In future work, other important dynamics of that system, such as homoclinic orbit, invariant algebraic surface, positively invariant set, the forming mechanism of chaotic attractor and so on, require further analytical descriptions to complete its mathematical treatment.
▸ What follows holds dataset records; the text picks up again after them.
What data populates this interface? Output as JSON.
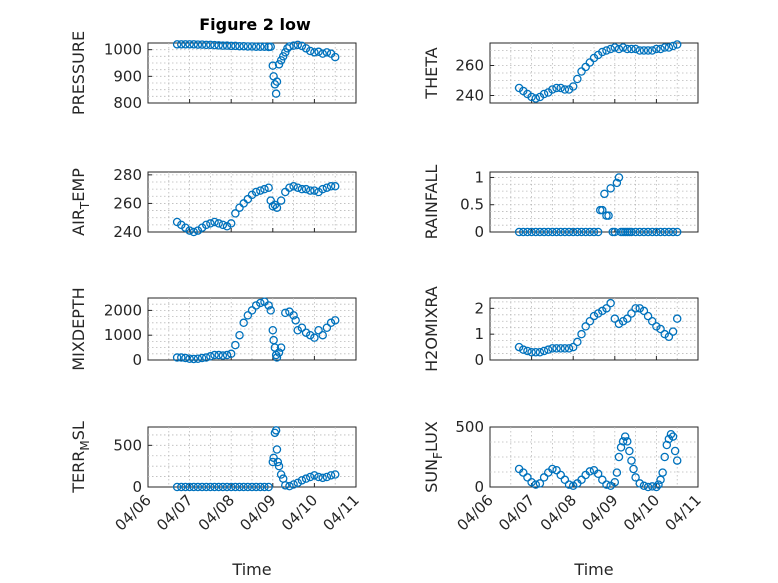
{
  "figure": {
    "title": "Figure 2 low",
    "marker_color": "#0072BD",
    "background": "#ffffff"
  },
  "chart_data": [
    {
      "type": "scatter",
      "id": "pressure",
      "ylabel": "PRESSURE",
      "ylim": [
        800,
        1025
      ],
      "yticks": [
        800,
        900,
        1000
      ],
      "ytick_labels": [
        "800",
        "900",
        "1000"
      ],
      "xlim": [
        0,
        5
      ],
      "xticks": [
        0,
        1,
        2,
        3,
        4,
        5
      ],
      "show_xticklabels": false,
      "grid": true,
      "x": [
        0.7,
        0.8,
        0.9,
        1.0,
        1.1,
        1.2,
        1.3,
        1.4,
        1.5,
        1.6,
        1.7,
        1.8,
        1.9,
        2.0,
        2.1,
        2.2,
        2.3,
        2.4,
        2.5,
        2.6,
        2.7,
        2.8,
        2.9,
        2.95,
        3.0,
        3.02,
        3.05,
        3.08,
        3.1,
        3.15,
        3.2,
        3.25,
        3.3,
        3.35,
        3.4,
        3.5,
        3.6,
        3.7,
        3.8,
        3.9,
        4.0,
        4.1,
        4.2,
        4.3,
        4.4,
        4.5
      ],
      "y": [
        1020,
        1020,
        1020,
        1020,
        1020,
        1019,
        1019,
        1018,
        1018,
        1017,
        1016,
        1015,
        1015,
        1014,
        1014,
        1013,
        1013,
        1012,
        1012,
        1011,
        1011,
        1011,
        1010,
        1011,
        940,
        900,
        870,
        835,
        880,
        945,
        960,
        975,
        990,
        1005,
        1012,
        1015,
        1018,
        1014,
        1005,
        995,
        990,
        992,
        985,
        990,
        985,
        972
      ]
    },
    {
      "type": "scatter",
      "id": "theta",
      "ylabel": "THETA",
      "ylim": [
        235,
        275
      ],
      "yticks": [
        240,
        260
      ],
      "ytick_labels": [
        "240",
        "260"
      ],
      "xlim": [
        0,
        5
      ],
      "xticks": [
        0,
        1,
        2,
        3,
        4,
        5
      ],
      "show_xticklabels": false,
      "grid": true,
      "x": [
        0.7,
        0.8,
        0.9,
        1.0,
        1.1,
        1.2,
        1.3,
        1.4,
        1.5,
        1.6,
        1.7,
        1.8,
        1.9,
        2.0,
        2.1,
        2.2,
        2.3,
        2.4,
        2.5,
        2.6,
        2.7,
        2.8,
        2.9,
        3.0,
        3.1,
        3.2,
        3.3,
        3.4,
        3.5,
        3.6,
        3.7,
        3.8,
        3.9,
        4.0,
        4.1,
        4.2,
        4.3,
        4.4,
        4.5
      ],
      "y": [
        245,
        243,
        241,
        239,
        238,
        239,
        241,
        242,
        244,
        245,
        245,
        244,
        244,
        246,
        251,
        256,
        259,
        262,
        265,
        267,
        269,
        270,
        271,
        272,
        271,
        272,
        271,
        271,
        271,
        270,
        270,
        270,
        270,
        271,
        271,
        272,
        272,
        273,
        274
      ]
    },
    {
      "type": "scatter",
      "id": "air-temp",
      "ylabel": "AIR_TEMP",
      "ylabel_main": "AIR",
      "ylabel_sub": "T",
      "ylabel_rest": "EMP",
      "ylim": [
        240,
        282
      ],
      "yticks": [
        240,
        260,
        280
      ],
      "ytick_labels": [
        "240",
        "260",
        "280"
      ],
      "xlim": [
        0,
        5
      ],
      "xticks": [
        0,
        1,
        2,
        3,
        4,
        5
      ],
      "show_xticklabels": false,
      "grid": true,
      "x": [
        0.7,
        0.8,
        0.9,
        1.0,
        1.1,
        1.2,
        1.3,
        1.4,
        1.5,
        1.6,
        1.7,
        1.8,
        1.9,
        2.0,
        2.1,
        2.2,
        2.3,
        2.4,
        2.5,
        2.6,
        2.7,
        2.8,
        2.9,
        2.95,
        3.0,
        3.05,
        3.1,
        3.2,
        3.3,
        3.4,
        3.5,
        3.6,
        3.7,
        3.8,
        3.9,
        4.0,
        4.1,
        4.2,
        4.3,
        4.4,
        4.5
      ],
      "y": [
        247,
        245,
        243,
        241,
        240,
        241,
        243,
        245,
        246,
        247,
        246,
        245,
        244,
        246,
        253,
        257,
        260,
        263,
        266,
        268,
        269,
        270,
        271,
        262,
        258,
        259,
        257,
        262,
        268,
        271,
        272,
        271,
        270,
        270,
        269,
        269,
        268,
        270,
        271,
        272,
        272
      ]
    },
    {
      "type": "scatter",
      "id": "rainfall",
      "ylabel": "RAINFALL",
      "ylim": [
        0,
        1.1
      ],
      "yticks": [
        0,
        0.5,
        1
      ],
      "ytick_labels": [
        "0",
        "0.5",
        "1"
      ],
      "xlim": [
        0,
        5
      ],
      "xticks": [
        0,
        1,
        2,
        3,
        4,
        5
      ],
      "show_xticklabels": false,
      "grid": true,
      "x": [
        0.7,
        0.8,
        0.9,
        1.0,
        1.1,
        1.2,
        1.3,
        1.4,
        1.5,
        1.6,
        1.7,
        1.8,
        1.9,
        2.0,
        2.1,
        2.2,
        2.3,
        2.4,
        2.5,
        2.6,
        2.65,
        2.7,
        2.75,
        2.8,
        2.85,
        2.9,
        2.95,
        3.0,
        3.05,
        3.1,
        3.15,
        3.2,
        3.25,
        3.3,
        3.35,
        3.4,
        3.5,
        3.6,
        3.7,
        3.8,
        3.9,
        4.0,
        4.1,
        4.2,
        4.3,
        4.4,
        4.5
      ],
      "y": [
        0,
        0,
        0,
        0,
        0,
        0,
        0,
        0,
        0,
        0,
        0,
        0,
        0,
        0,
        0,
        0,
        0,
        0,
        0,
        0,
        0.4,
        0.4,
        0.7,
        0.3,
        0.3,
        0.8,
        0,
        0,
        0.9,
        1.0,
        0,
        0,
        0,
        0,
        0,
        0,
        0,
        0,
        0,
        0,
        0,
        0,
        0,
        0,
        0,
        0,
        0
      ]
    },
    {
      "type": "scatter",
      "id": "mixdepth",
      "ylabel": "MIXDEPTH",
      "ylim": [
        0,
        2500
      ],
      "yticks": [
        0,
        1000,
        2000
      ],
      "ytick_labels": [
        "0",
        "1000",
        "2000"
      ],
      "xlim": [
        0,
        5
      ],
      "xticks": [
        0,
        1,
        2,
        3,
        4,
        5
      ],
      "show_xticklabels": false,
      "grid": true,
      "x": [
        0.7,
        0.8,
        0.9,
        1.0,
        1.1,
        1.2,
        1.3,
        1.4,
        1.5,
        1.6,
        1.7,
        1.8,
        1.9,
        2.0,
        2.1,
        2.2,
        2.3,
        2.4,
        2.5,
        2.6,
        2.7,
        2.8,
        2.9,
        2.95,
        3.0,
        3.02,
        3.05,
        3.08,
        3.1,
        3.15,
        3.2,
        3.3,
        3.4,
        3.5,
        3.55,
        3.6,
        3.7,
        3.8,
        3.9,
        4.0,
        4.1,
        4.2,
        4.3,
        4.4,
        4.5
      ],
      "y": [
        100,
        100,
        80,
        50,
        40,
        50,
        80,
        100,
        150,
        200,
        200,
        180,
        200,
        250,
        600,
        1000,
        1500,
        1800,
        2000,
        2200,
        2300,
        2350,
        2200,
        2000,
        1200,
        800,
        500,
        200,
        100,
        300,
        500,
        1900,
        1950,
        1800,
        1600,
        1200,
        1300,
        1100,
        1000,
        900,
        1200,
        1000,
        1300,
        1500,
        1600
      ]
    },
    {
      "type": "scatter",
      "id": "h2omixra",
      "ylabel": "H2OMIXRA",
      "ylim": [
        0,
        2.4
      ],
      "yticks": [
        0,
        1,
        2
      ],
      "ytick_labels": [
        "0",
        "1",
        "2"
      ],
      "xlim": [
        0,
        5
      ],
      "xticks": [
        0,
        1,
        2,
        3,
        4,
        5
      ],
      "show_xticklabels": false,
      "grid": true,
      "x": [
        0.7,
        0.8,
        0.9,
        1.0,
        1.1,
        1.2,
        1.3,
        1.4,
        1.5,
        1.6,
        1.7,
        1.8,
        1.9,
        2.0,
        2.1,
        2.2,
        2.3,
        2.4,
        2.5,
        2.6,
        2.7,
        2.8,
        2.9,
        3.0,
        3.1,
        3.2,
        3.3,
        3.4,
        3.5,
        3.6,
        3.7,
        3.8,
        3.9,
        4.0,
        4.1,
        4.2,
        4.3,
        4.4,
        4.5
      ],
      "y": [
        0.5,
        0.4,
        0.35,
        0.3,
        0.3,
        0.3,
        0.35,
        0.4,
        0.45,
        0.45,
        0.45,
        0.45,
        0.45,
        0.5,
        0.7,
        1.0,
        1.3,
        1.5,
        1.7,
        1.8,
        1.9,
        2.0,
        2.2,
        1.6,
        1.4,
        1.5,
        1.6,
        1.8,
        2.0,
        2.0,
        1.9,
        1.7,
        1.5,
        1.3,
        1.2,
        1.0,
        0.9,
        1.1,
        1.6
      ]
    },
    {
      "type": "scatter",
      "id": "terr-msl",
      "ylabel": "TERR_MSL",
      "ylabel_main": "TERR",
      "ylabel_sub": "M",
      "ylabel_rest": "SL",
      "ylim": [
        0,
        720
      ],
      "yticks": [
        0,
        500
      ],
      "ytick_labels": [
        "0",
        "500"
      ],
      "xlim": [
        0,
        5
      ],
      "xticks": [
        0,
        1,
        2,
        3,
        4,
        5
      ],
      "xtick_labels": [
        "04/06",
        "04/07",
        "04/08",
        "04/09",
        "04/10",
        "04/11"
      ],
      "show_xticklabels": true,
      "xlabel": "Time",
      "grid": true,
      "x": [
        0.7,
        0.8,
        0.9,
        1.0,
        1.1,
        1.2,
        1.3,
        1.4,
        1.5,
        1.6,
        1.7,
        1.8,
        1.9,
        2.0,
        2.1,
        2.2,
        2.3,
        2.4,
        2.5,
        2.6,
        2.7,
        2.8,
        2.9,
        3.0,
        3.02,
        3.05,
        3.08,
        3.1,
        3.12,
        3.15,
        3.2,
        3.25,
        3.3,
        3.4,
        3.5,
        3.6,
        3.7,
        3.8,
        3.9,
        4.0,
        4.1,
        4.2,
        4.3,
        4.4,
        4.5
      ],
      "y": [
        0,
        0,
        0,
        0,
        0,
        0,
        0,
        0,
        0,
        0,
        0,
        0,
        0,
        0,
        0,
        0,
        0,
        0,
        0,
        0,
        0,
        0,
        0,
        300,
        350,
        650,
        680,
        450,
        300,
        250,
        150,
        100,
        20,
        10,
        30,
        50,
        80,
        100,
        120,
        140,
        120,
        110,
        120,
        140,
        150
      ]
    },
    {
      "type": "scatter",
      "id": "sun-flux",
      "ylabel": "SUN_FLUX",
      "ylabel_main": "SUN",
      "ylabel_sub": "F",
      "ylabel_rest": "LUX",
      "ylim": [
        0,
        500
      ],
      "yticks": [
        0,
        500
      ],
      "ytick_labels": [
        "0",
        "500"
      ],
      "xlim": [
        0,
        5
      ],
      "xticks": [
        0,
        1,
        2,
        3,
        4,
        5
      ],
      "xtick_labels": [
        "04/06",
        "04/07",
        "04/08",
        "04/09",
        "04/10",
        "04/11"
      ],
      "show_xticklabels": true,
      "xlabel": "Time",
      "grid": true,
      "x": [
        0.7,
        0.8,
        0.9,
        1.0,
        1.1,
        1.2,
        1.3,
        1.4,
        1.5,
        1.6,
        1.7,
        1.8,
        1.9,
        2.0,
        2.1,
        2.2,
        2.3,
        2.4,
        2.5,
        2.6,
        2.7,
        2.8,
        2.9,
        3.0,
        3.05,
        3.1,
        3.15,
        3.2,
        3.25,
        3.3,
        3.35,
        3.4,
        3.45,
        3.5,
        3.6,
        3.7,
        3.8,
        3.9,
        4.0,
        4.05,
        4.1,
        4.15,
        4.2,
        4.25,
        4.3,
        4.35,
        4.4,
        4.45,
        4.5
      ],
      "y": [
        150,
        120,
        80,
        40,
        20,
        30,
        80,
        120,
        150,
        140,
        100,
        60,
        20,
        10,
        30,
        60,
        100,
        130,
        140,
        110,
        60,
        20,
        10,
        40,
        120,
        250,
        330,
        380,
        420,
        380,
        300,
        220,
        150,
        80,
        30,
        10,
        0,
        5,
        0,
        20,
        60,
        120,
        250,
        350,
        400,
        440,
        420,
        300,
        220
      ]
    }
  ]
}
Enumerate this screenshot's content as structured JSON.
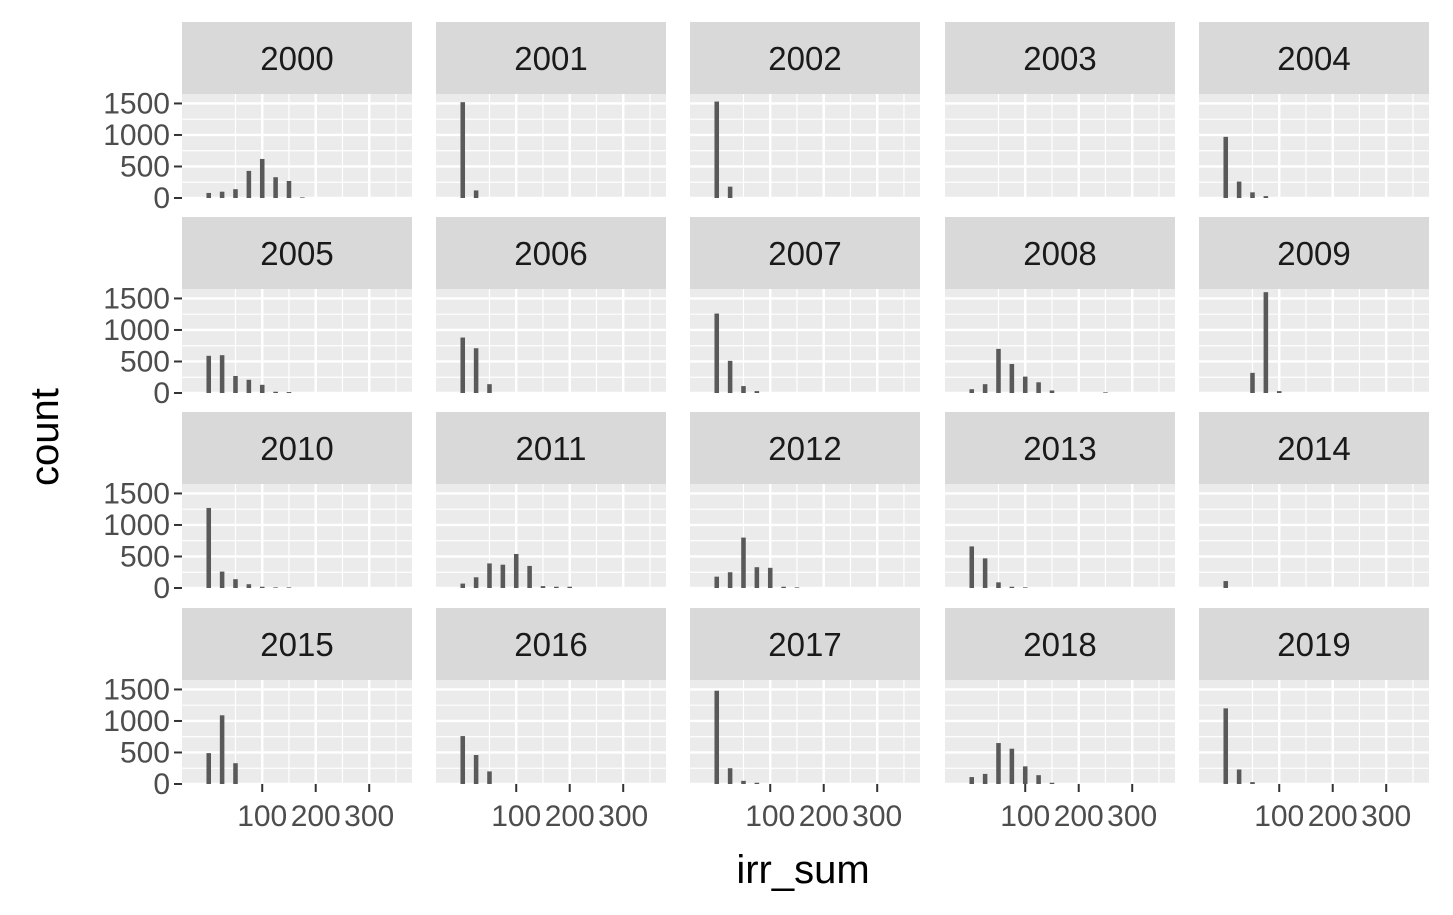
{
  "chart_data": {
    "type": "bar",
    "layout": "facet-grid 4x5",
    "xlabel": "irr_sum",
    "ylabel": "count",
    "xlim": [
      -50,
      380
    ],
    "ylim": [
      0,
      1650
    ],
    "x_ticks": [
      100,
      200,
      300
    ],
    "y_ticks": [
      0,
      500,
      1000,
      1500
    ],
    "bin_centers": [
      0,
      25,
      50,
      75,
      100,
      125,
      150,
      175,
      200,
      225,
      250,
      275,
      300
    ],
    "grid": true,
    "colors": {
      "bar": "#595959",
      "panel_bg": "#ebebeb",
      "strip_bg": "#d9d9d9",
      "grid": "#ffffff"
    },
    "facets": [
      {
        "label": "2000",
        "values": [
          80,
          100,
          140,
          430,
          620,
          330,
          270,
          10,
          0,
          0,
          0,
          0,
          0
        ]
      },
      {
        "label": "2001",
        "values": [
          1520,
          120,
          0,
          0,
          0,
          0,
          0,
          0,
          0,
          0,
          0,
          0,
          0
        ]
      },
      {
        "label": "2002",
        "values": [
          1530,
          180,
          0,
          0,
          0,
          0,
          0,
          0,
          0,
          0,
          0,
          0,
          0
        ]
      },
      {
        "label": "2003",
        "values": [
          0,
          0,
          0,
          0,
          0,
          0,
          0,
          0,
          0,
          0,
          0,
          0,
          0
        ]
      },
      {
        "label": "2004",
        "values": [
          970,
          260,
          90,
          30,
          0,
          0,
          0,
          0,
          0,
          0,
          0,
          0,
          0
        ]
      },
      {
        "label": "2005",
        "values": [
          590,
          600,
          270,
          210,
          130,
          20,
          15,
          0,
          0,
          0,
          0,
          0,
          0
        ]
      },
      {
        "label": "2006",
        "values": [
          880,
          710,
          140,
          0,
          0,
          0,
          0,
          0,
          0,
          0,
          0,
          0,
          0
        ]
      },
      {
        "label": "2007",
        "values": [
          1260,
          510,
          110,
          30,
          0,
          0,
          0,
          0,
          0,
          0,
          0,
          0,
          0
        ]
      },
      {
        "label": "2008",
        "values": [
          60,
          140,
          700,
          460,
          260,
          170,
          40,
          0,
          0,
          0,
          10,
          0,
          0
        ]
      },
      {
        "label": "2009",
        "values": [
          0,
          0,
          320,
          1600,
          30,
          0,
          0,
          0,
          0,
          0,
          0,
          0,
          0
        ]
      },
      {
        "label": "2010",
        "values": [
          1270,
          260,
          140,
          60,
          20,
          10,
          10,
          0,
          0,
          0,
          0,
          0,
          0
        ]
      },
      {
        "label": "2011",
        "values": [
          70,
          170,
          390,
          370,
          540,
          350,
          30,
          20,
          20,
          0,
          0,
          0,
          0
        ]
      },
      {
        "label": "2012",
        "values": [
          180,
          250,
          800,
          330,
          320,
          20,
          10,
          0,
          0,
          0,
          0,
          0,
          0
        ]
      },
      {
        "label": "2013",
        "values": [
          660,
          470,
          90,
          20,
          10,
          0,
          0,
          0,
          0,
          0,
          0,
          0,
          0
        ]
      },
      {
        "label": "2014",
        "values": [
          110,
          0,
          0,
          0,
          0,
          0,
          0,
          0,
          0,
          0,
          0,
          0,
          0
        ]
      },
      {
        "label": "2015",
        "values": [
          490,
          1090,
          330,
          0,
          0,
          0,
          0,
          0,
          0,
          0,
          0,
          0,
          0
        ]
      },
      {
        "label": "2016",
        "values": [
          760,
          460,
          200,
          0,
          0,
          0,
          0,
          0,
          0,
          0,
          0,
          0,
          0
        ]
      },
      {
        "label": "2017",
        "values": [
          1480,
          250,
          50,
          20,
          0,
          0,
          0,
          0,
          0,
          0,
          0,
          0,
          0
        ]
      },
      {
        "label": "2018",
        "values": [
          110,
          160,
          650,
          560,
          280,
          140,
          20,
          0,
          0,
          0,
          0,
          0,
          0
        ]
      },
      {
        "label": "2019",
        "values": [
          1200,
          230,
          30,
          0,
          0,
          0,
          0,
          0,
          0,
          0,
          0,
          0,
          0
        ]
      }
    ]
  }
}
We also hope that the basic ideas and the self-contained approach presented in this paper can be applied to explore other similar chaotic/hyperchaotic systems, i.e.,

$$\begin{aligned} \left\{ \begin{array}{ll} \dot{x}&{}=a(y - x),\\ \dot{y}&{}=b_{1}y+b_{2}yz+b_{3}xz+b_{4}x^{2}y+p_{1}w, \\ \dot{z}&{}= -cz + y^{2},\\ \dot{w}&{}= q_{1}w + q_{2}y, \end{array}\right. \end{aligned}$$

(16)

$$\begin{aligned} \left\{ \begin{array}{ll} \dot{x}&{}=a(y - x),\\ \dot{y}&{}=b_{2}yz+b_{3}xz+b_{4}x^{2}y+p_{1}w, \\ \dot{z}&{}= -cz + y^{2},\\ \dot{w}&{}= q_{1}w + q_{3}x, \end{array}\right. \end{aligned}$$

(17)

$$\begin{aligned} \left\{ \begin{array}{ll} \dot{x}&{}=a(y - x),\\ \dot{y}&{}=b_{1}y+b_{2}yz+b_{3}xz+b_{4}x^{2}y+p_{1}w+p_{2}x, \\ \dot{z}&{}= -cz + y^{2}+xy,\\ \dot{w}&{}= q_{1}w + q_{2}y + q_{3}x, \end{array}\right. \end{aligned}$$

(18)

where \(a \ne 0\), \(c, b_{i}, p_{1}, p_{1}, p_{2}, q_{1}, q_{2}, q_{3} \in \mathbb {R}\), \(i=1, 2, 3, 4\), etc. Preliminary studies show that there might exist chaotic/hyperchaotic attractors, generic and degenerate pitchfork bifurcation, Hopf bifurcation, singularly degenerate heteroclinic cycles, globally exponentially asymptotically stable parabolic type equilibria, a pair of heteroclinic orbits to the origin and two symmetrical equilibria in system (16–18). We also guess that the dynamics also exist in higher dimensional analogues.